Posto isto, sentíamos que havia algo pesado ou sombrio à sua volta. É claro que esse sempre foi o nosso objetivo e isso não mudou neste jogo. Contudo, queríamos alterar o ambiente deste jogo de modo a que fosse menos opressivo e mais sofisticado.
Foi o que acabámos por conseguir, graças às contribuições da Miyachi-san. Acho que realçámos o lado mais "ensolarado" da série Famicom Detective Club de uma forma positiva.
Miyachi:
Por falar em humor, tivemos de explicar o significado de um trocadilho japonês às equipas de localização estrangeiras, o que foi... um pouco embaraçoso. (Risos) Depois de o explicarmos, sugeriram-nos alterações de forma a que os jogadores não japoneses também o entendessem. Por isso, independentemente da língua, terão direito a algumas piadas engraçadas. (Risos)
Sakamoto:
Mencionaste a localização, mas independentemente da língua em que se jogue, acho que há coisas que são entendidas globalmente. Por exemplo, mudanças subtis no estado de espírito das personagens ou pequenos detalhes retratados durante o jogo. Espero que os jogadores também apreciem estes aspetos.

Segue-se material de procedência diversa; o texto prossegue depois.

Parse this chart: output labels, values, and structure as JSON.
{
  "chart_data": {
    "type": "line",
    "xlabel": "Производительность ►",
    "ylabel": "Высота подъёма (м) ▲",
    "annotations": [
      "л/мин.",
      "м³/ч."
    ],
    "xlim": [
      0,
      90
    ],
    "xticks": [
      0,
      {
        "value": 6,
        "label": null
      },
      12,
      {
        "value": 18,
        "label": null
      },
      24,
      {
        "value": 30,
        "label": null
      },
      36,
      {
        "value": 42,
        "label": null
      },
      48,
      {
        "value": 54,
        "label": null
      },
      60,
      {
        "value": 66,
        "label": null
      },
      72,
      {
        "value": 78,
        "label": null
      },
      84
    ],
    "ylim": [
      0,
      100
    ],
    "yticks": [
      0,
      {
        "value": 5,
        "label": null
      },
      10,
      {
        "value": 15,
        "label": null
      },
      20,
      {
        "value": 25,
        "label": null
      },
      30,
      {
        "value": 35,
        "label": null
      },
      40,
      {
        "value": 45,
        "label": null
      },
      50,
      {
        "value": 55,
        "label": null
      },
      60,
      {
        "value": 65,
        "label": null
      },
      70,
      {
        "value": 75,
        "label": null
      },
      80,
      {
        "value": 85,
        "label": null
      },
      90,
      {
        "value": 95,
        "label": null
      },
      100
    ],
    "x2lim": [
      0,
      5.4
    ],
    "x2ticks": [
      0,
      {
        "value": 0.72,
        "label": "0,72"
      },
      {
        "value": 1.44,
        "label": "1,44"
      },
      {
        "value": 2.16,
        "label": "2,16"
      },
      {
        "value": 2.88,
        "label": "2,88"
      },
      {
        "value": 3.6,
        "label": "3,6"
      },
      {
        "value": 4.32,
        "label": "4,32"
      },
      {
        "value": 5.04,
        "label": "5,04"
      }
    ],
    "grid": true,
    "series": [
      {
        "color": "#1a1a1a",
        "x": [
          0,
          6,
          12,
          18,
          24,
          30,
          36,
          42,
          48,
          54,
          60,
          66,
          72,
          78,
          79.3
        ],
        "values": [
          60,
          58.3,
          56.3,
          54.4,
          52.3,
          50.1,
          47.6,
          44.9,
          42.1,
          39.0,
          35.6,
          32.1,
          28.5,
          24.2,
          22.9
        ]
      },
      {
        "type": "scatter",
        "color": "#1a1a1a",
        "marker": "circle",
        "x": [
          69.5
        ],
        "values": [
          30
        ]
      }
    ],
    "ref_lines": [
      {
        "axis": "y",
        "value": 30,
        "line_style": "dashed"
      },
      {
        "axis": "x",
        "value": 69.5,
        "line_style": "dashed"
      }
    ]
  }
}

Já agora, consta que manteve o termo "drama interativo" em mente durante o desenvolvimento do jogo. Isso está relacionado com a mudança do ambiente do jogo que debatemos anteriormente?
Sakamoto:
Em termos de género, é um jogo de aventura, mas se tivermos em conta as mecânicas de jogo, este título não encaixa nessa definição. E como chamá-lo simplesmente de jogo não me soava bem, pensei que seria uma boa ideia atribuir-lhe um género próprio, o de "drama interativo".
Miyachi:
Tal como num drama a sério, o enredo é igual para todos... Mas queríamos que os jogadores sentissem que faziam parte da história e que estavam a falar com as personagens. Concluímos que "drama interativo" fazia sentido, visto que os sentimentos dos jogadores afetam as suas ações e estas influenciam as respostas que recebem.
Quase como se fizessem parte do drama, assumindo o papel de protagonistas. Agora que penso nisso, parece interligar-se com os jogos de estilo RPG de que disse gostar, Miyachi-san.
Miyachi:
É capaz de ser verdade.
Ainda no outro dia eu e o Sakamoto-san estávamos a comentar que as conversas são como seres vivos. Crescem de maneira inesperada, dependendo das palavras utilizadas no momento. Há histórias neste jogo que só podem ser ouvidas em determinadas alturas. Pode dizer-se o mesmo da vida real, não é?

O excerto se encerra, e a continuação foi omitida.